Acadia announced the launch of IM Recalibration Analytics (IMRA), a tool that enables firms to assess the impact of new ISDA SIMM versions on their initial margin calculations. Users can assess new ISDA SIMM versions immediately and automate a range of tasks that are currently executed manually, such as viewing counterparty and netting set level exposure changes and daily trend analysis to track potential changes in IM differences.
The analytics tool also provides firms with greater visibility when comparing a variety of data points, such as aggregate exposure and counterparty- and agreement-level exposure.
Off-cycle recalibration was recently introduced to ensure that major market shocks that drive a significant change in risk can be factored into the ISDA SIMM model on a quarterly basis in addition to an annual basis. The introduction of potential quarterly off-cycle recalibrations makes having the capability to efficiently and accurately predict the impact of initial margin exposure calculation changes more important than ever.
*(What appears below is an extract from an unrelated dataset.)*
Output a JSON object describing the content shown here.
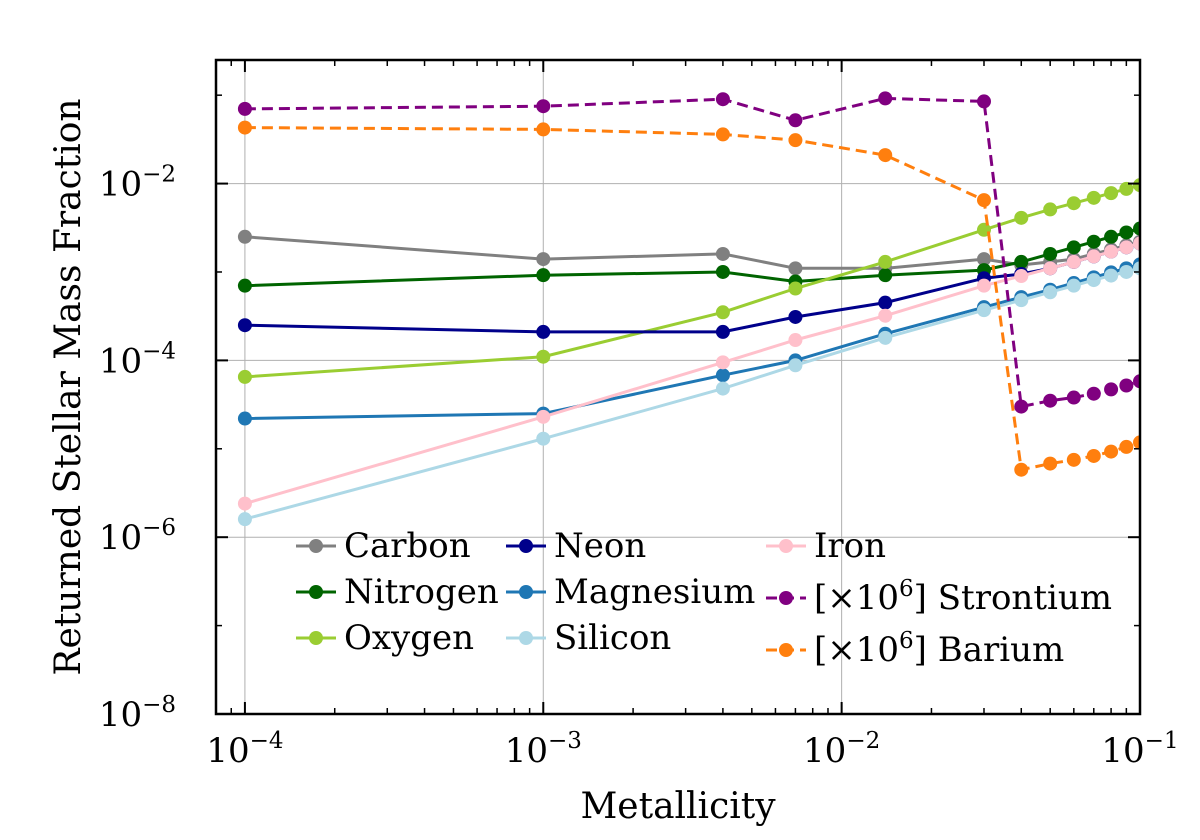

Stuart Smith, co-head of Business Development at Acadia, said in a statement: “With the introduction of off-cycle recalibrations, firms need to remain agile and be able to quickly and efficiently assess new ISDA SIMM versions. We understand how crucial it is for firms to have the tools to hand that ensure they are best equipped to understand the impact of initial margin exposure. IMRA not only gives firms the tools to do so, it also provides them with a high level of visibility and accessibility. As a result, this enables firms to streamline processes, optimize resources, and forecast the impact of initial margin exposure with greater certainty, having a significant positive impact on a firm’s day-to-day processes.”
IMRA leverages existing services provided by Acadia for firms in-scope for Uncleared Margin Rules. By incorporating existing data from IM Exposure Manager and IM Threshold Monitor, IMRA gives users the added benefit of a complete, consistent view of their initial margin requirements without the need to upload new data.